Getting there hasn’t been easy. You can thank land values and density-related zoning rules for that, says leading hotel consultant Bjorn Hanson. Developer Mitchell Hochberg, president of Lightstone Group, the force behind 165 hotels in the U.S., says those two barriers to entry have raised building costs in the city to $1 million per room. The end result is expensive, bland, shiny boxes with a handful of notable outliers. (Among the ones we love are socialite havens the Mark and the Carlyle, and swish newcomers such as the Baccarat, the Whitby, and Four Seasons Downtown, with its Calatrava station views.)
In short, New York’s hotel scene has long struggled to feel as innovative as the city around it. Not anymore.
Why Now
Two main factors are changing the economics—and thus, the offerings—of hotels in New York.
The soft real estate market, for one thing, has residential developers partnering with ultra-luxury hotel brands. Four Seasons’ chief executive Alan Smith said at a travel industry conference in fall 2018 that his branded residences generate 30 percent premiums to competitive products in the market, a figure corroborated by London property-consulting company Savills Plc. Hanson estimates that number as closer to 10 percent in New York, but agrees that branded residences command top dollar in a red-hot market while incentivizing sales in a slower one.
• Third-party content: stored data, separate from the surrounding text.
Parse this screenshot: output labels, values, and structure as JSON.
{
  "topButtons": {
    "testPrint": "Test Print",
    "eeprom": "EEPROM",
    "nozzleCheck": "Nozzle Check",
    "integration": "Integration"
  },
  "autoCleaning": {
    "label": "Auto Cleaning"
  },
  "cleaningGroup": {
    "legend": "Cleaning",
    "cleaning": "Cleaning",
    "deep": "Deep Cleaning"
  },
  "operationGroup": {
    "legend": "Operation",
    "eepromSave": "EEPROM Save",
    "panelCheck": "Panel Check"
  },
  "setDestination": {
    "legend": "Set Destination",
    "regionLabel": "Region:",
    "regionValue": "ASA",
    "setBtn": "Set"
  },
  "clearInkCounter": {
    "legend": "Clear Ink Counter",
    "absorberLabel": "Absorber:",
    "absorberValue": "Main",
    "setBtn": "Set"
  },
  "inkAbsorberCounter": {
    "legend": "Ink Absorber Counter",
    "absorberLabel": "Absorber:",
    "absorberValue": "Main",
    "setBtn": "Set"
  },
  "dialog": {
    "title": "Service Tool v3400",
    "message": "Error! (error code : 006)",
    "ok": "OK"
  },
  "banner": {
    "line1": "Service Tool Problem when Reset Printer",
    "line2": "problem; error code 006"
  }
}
For a bonus, multimillion-dollar condos greatly offset those hefty hotel development costs.
That’s the thinking behind Aman’s long-awaited entry to New York, which will include 83 hotel rooms and 20 apartments—including a $50 million penthouse—in the Crown Building on 57th Street and Fifth Avenue. When it opens late next year, its guests be paying upwards of $2,000 per night for an entry-level room (possibly a city record breaker). Aside from their Zen-inspired quarters they’ll have access to a members’ club and medi-spa stocked with a new line of Aman skincare products.
Southeast Asian resort brand Six Senses is also taking the residential-hybrid approach for its first American property, right off the High Line at 10th Avenue between 17th and 18th Streets. Opening Summer 2020, it’ll have 138 rooms in one of two branded residential towers designed by Bjarke Ingels, all with access to a 15,000-square-foot spa that includes a rooftop farm and “modern New York bath house.”
The Democratic Approach
Meanwhile, on the boutique hotel front, the second factor—the growing importance of common spaces (rather than rooms) to a hotel’s bottom line—has operators learning to do more with less.
Newer “micro-hotels” balance tight room layouts with high-design standards and larger, more enticing common spaces. It started with Arlo Hotels—a brand that debuted in Hudson Square in 2016 and will have three Manhattan outposts when its midtown location opens next year—and was followed by Moxy, Freehand, CitizenM, and Ace Hotels offshoot Sister City, all in the past year.